In the early days of 401(k) plans, Brambley says, participants were given charts showing them the accumulation they would have by age 55, for example, if they continued saving in the plan. “But there was not much talk about what that million dollars would buy,” she says, “what it would really mean.” Brambley predicts the retirement industry is going to come up with new and better ways to translate accumulated assets into an income stream.
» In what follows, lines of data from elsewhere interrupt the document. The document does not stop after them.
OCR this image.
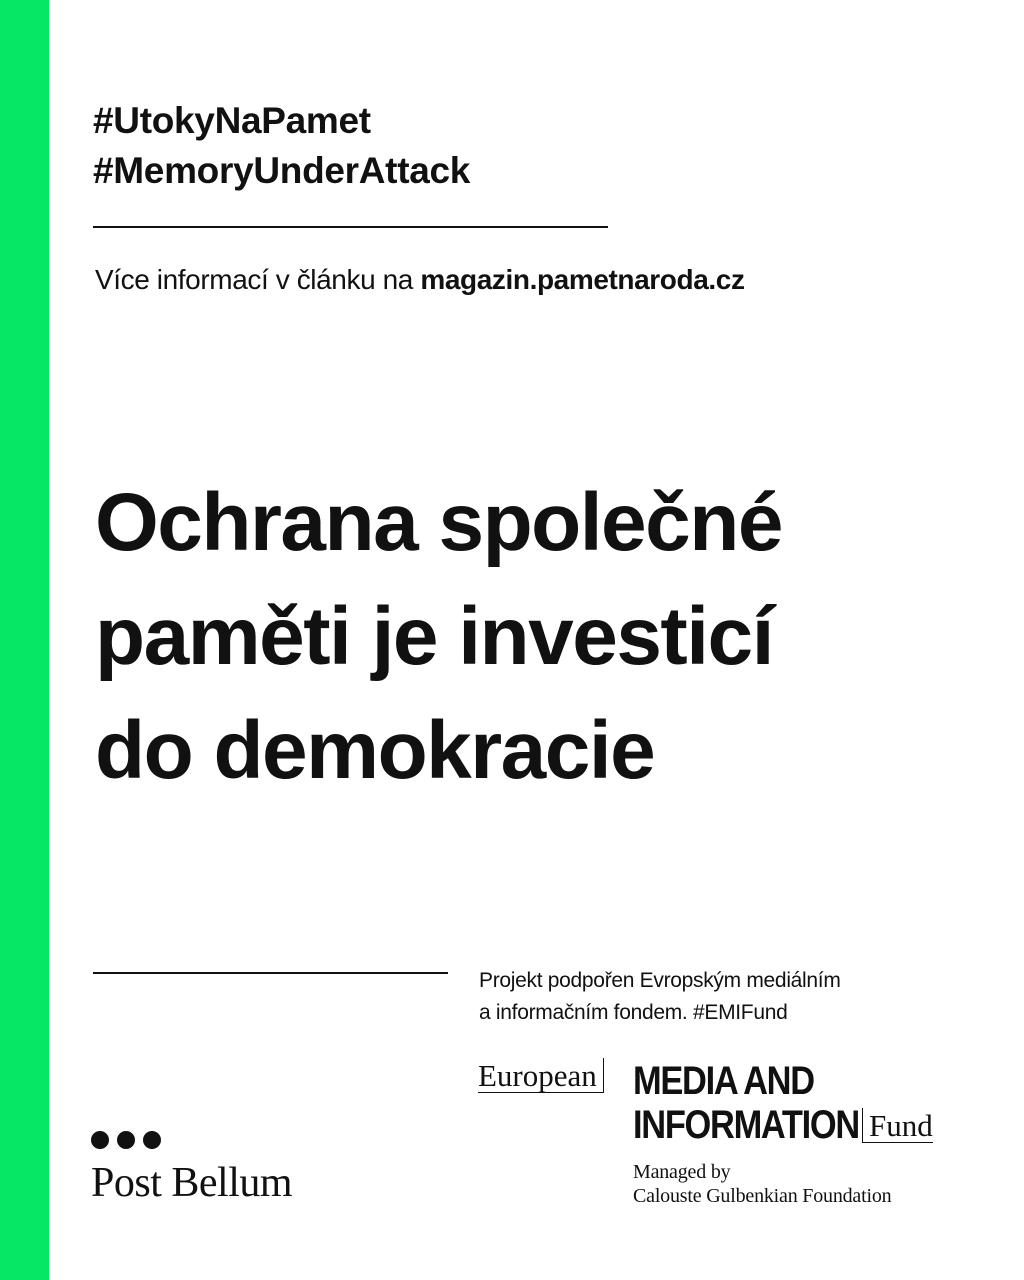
#UtokyNaPamet
#MemoryUnderAttack
Více informací v článku na magazin.pametnaroda.cz
Ochrana společné
paměti je investicí
do demokracie
Projekt podpořen Evropským mediálním
a informačním fondem. #EMIFund
European MEDIA AND
INFORMATION Fund
Managed by
Calouste Gulbenkian Foundation
Post Bellum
Firms are dreaming up more ways—income products and guaranteed income—to be able to help people convert that nest egg into steady streams of retirement income, Brambley says.

“First,” she says, “people have to know that a million dollars means $40,000 a year for life.” Also, there must be greater understanding of how to reach that goal. So many people are far from ready, and plan sponsors and advisers must prepare to show people how they can do it, so they do not simply throw up their hands and give up. “All is not lost on Social Security yet,” Brambley says, and the prospective amount should be calculated in along with other sources in addition to 401(k) assets. Several sources may be considered—some people may work part-time, others might have a defined benefit (DB) account or spousal accounts—to help participants understand what could produce income annually in retirement.

Educating Participants Then: Investment Knowledge. Now: Targeted Communication

Over the years, participant education has focused on investment knowledge--helping participants select the proper place to put their funds. Now, the use of target-date funds has lessened the focus on that. Plus, DC plan sponsors are starting to see the value of providing general financial education to participants with the goal of helping them get their finances in order so they are able to save for the long term.

The next phase in communicating with participants, Brambley says, is realizing that one size does not fit all. Communication needs to more precisely target the needs of participants. “I see targeting in a couple of different ways,” she says, “first, in terms of actual participants, there is more analysis on who is participating, and at what age, and in which funds. What does a plan’s population look like?”

Brambley says a new frontier will be retirement industry providers continuing to slice and dice information about participants more finely to be able to identify problems and see where more education is needed.

“Stepping back and taking a bigger look at what is happening is a way to customize,” she says. “What is the reason some people are not saving or not taking advantage of a generous match? Even on the high end of the pay scale, people can have financial stresses, and using diagnostics to track is a way to see what a plan sponsor can do to target the vulnerabilities of their own population.”